A 29-year-old Colombian woman was admitted to hospital complaining of oppressive chest pain that had lasted for more than 2 h. The electrocardiogram showed ST-T segment elevation on inferior leads, and cardiac injury enzymes reached values of 1590 μg/L for troponin T and 1195 U/L for creatine kinase. The initial diagnosis was myopericarditis, because the patient was recovering from an influenza process and had no apparent cardiovascular risk factors. On further investigation, a two-dimensional echocardiography showed posterior wall hypokinesis and the patient developed Q waves on inferior leads and R waves on V1. Cardiac catheterization was performed to exclude coronary artery disease. Cardiac angiography showed a contrast-filled protruding mass near the aortic root, with severe milking effect on the circumflex artery and first obtuse marginal branch. Ventricular angiography revealed the mass to be a pseudoaneurysm (Figure 1).

Figure 1.

Figure 1

Ventricular angiography in right anterior oblique (A) and lateral (B) projections showing the pseudoaneurysm (Ps)

A transesophageal echocardiogram confirmed the presence of an anterolaterally located ventricular pseudoaneurysm 2.6 cm × 1.9 cm in diameter, without thrombi (Figure 2).
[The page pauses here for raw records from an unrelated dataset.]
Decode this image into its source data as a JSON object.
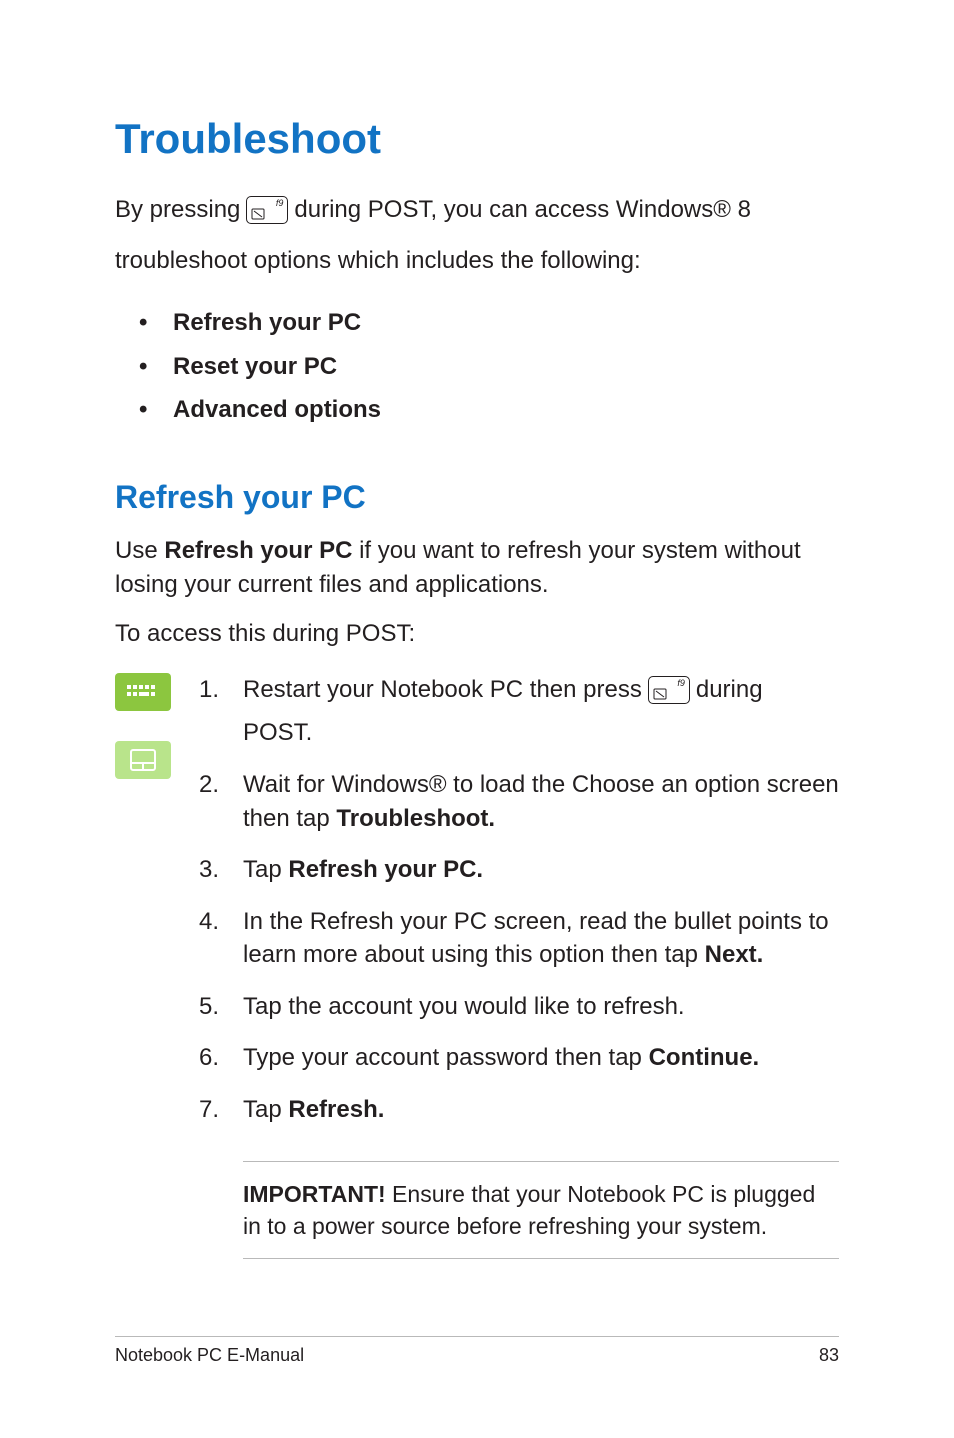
{
  "heading": "Troubleshoot",
  "intro": {
    "prefix": "By pressing",
    "key_label": "f9",
    "suffix": "during POST, you can access Windows® 8",
    "line2": "troubleshoot options which includes the following:"
  },
  "top_bullets": [
    "Refresh your PC",
    "Reset your PC",
    "Advanced options"
  ],
  "section2_heading": "Refresh your PC",
  "section2_para": {
    "pre": "Use ",
    "bold": "Refresh your PC",
    "post": " if you want to refresh your system without losing your current files and applications."
  },
  "section2_lead": "To access this during POST:",
  "steps": {
    "s1": {
      "pre": "Restart your Notebook PC then press",
      "key_label": "f9",
      "post": "during",
      "line2": "POST."
    },
    "s2": {
      "pre": "Wait for Windows® to load the Choose an option screen then tap ",
      "bold": "Troubleshoot."
    },
    "s3": {
      "pre": "Tap ",
      "bold": "Refresh your PC."
    },
    "s4": {
      "pre": "In the Refresh your PC screen, read the bullet points to learn more about using this option then tap ",
      "bold": "Next."
    },
    "s5": {
      "text": "Tap the account you would like to refresh."
    },
    "s6": {
      "pre": "Type your account password then tap ",
      "bold": "Continue."
    },
    "s7": {
      "pre": "Tap ",
      "bold": "Refresh."
    }
  },
  "callout": {
    "bold": "IMPORTANT!",
    "text": " Ensure that your Notebook PC is plugged in to a power source before refreshing your system."
  },
  "footer": {
    "left": "Notebook PC E-Manual",
    "right": "83"
  }
}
To prevent future events, surgical removal was performed and the pseudoaneurysm was successfully repaired and sealed with a Dacron patch.

Figure 2.

Figure 2

Transesophageal echocardiography showing an anterolateral ventricular pseudoaneurysm (Ps). LA Left atrium

DISCUSSION

Left ventricular pseudoaneurysm is a rare complication of myocardial infarction (1). It originates after a left ventricular rupture following myocardial infarction by adherent pericardium. Thus, a distended thin-walled sac without a myocardial layer is formed. In comparison with a true aneurysm, the risk of rupture of a pseudoaneurysm is high, and these lesions must be surgically repaired as soon as the diagnosis is made (2). Other complications such as heart failure, systemic embolisms and arrhythmias have also been described. A pseudoaneurysm may also result from cardiac surgery, infective endocarditis, chest trauma, tumours, electrophysiological studies and congenital defects (3).

A pseudoaneurysm has a narrow connecting orifice, whereas a true aneurysm has a wide orifice. Therefore, all imaging techniques focus on assessing the size of the neck to distinguish a true from a pseudoaneurysm (4). Surgery revealed that the ventricular lesion was a false aneurysm and the neck was not as narrow as those observed postinfarction.

The relationship between acute coronary syndromes and influenza is well established (5), and myocardial infarction due to myocardial bridging has also been reported (6). However, we believe our patient had a myocarditis. Based on her history of chest trauma as a result of a traffic accident when she was a child, the findings in surgery and the fact that toxicological screening tests in urine samples and Trypanosoma cruzi serology were all negative, we concluded that the pseudoaneurysm was of traumatic origin.

No cases of pseudoaneurysm producing selective compression of coronary arteries during systole have been previously published, and this case is, according to our knowledge, the first to be documented in the literature.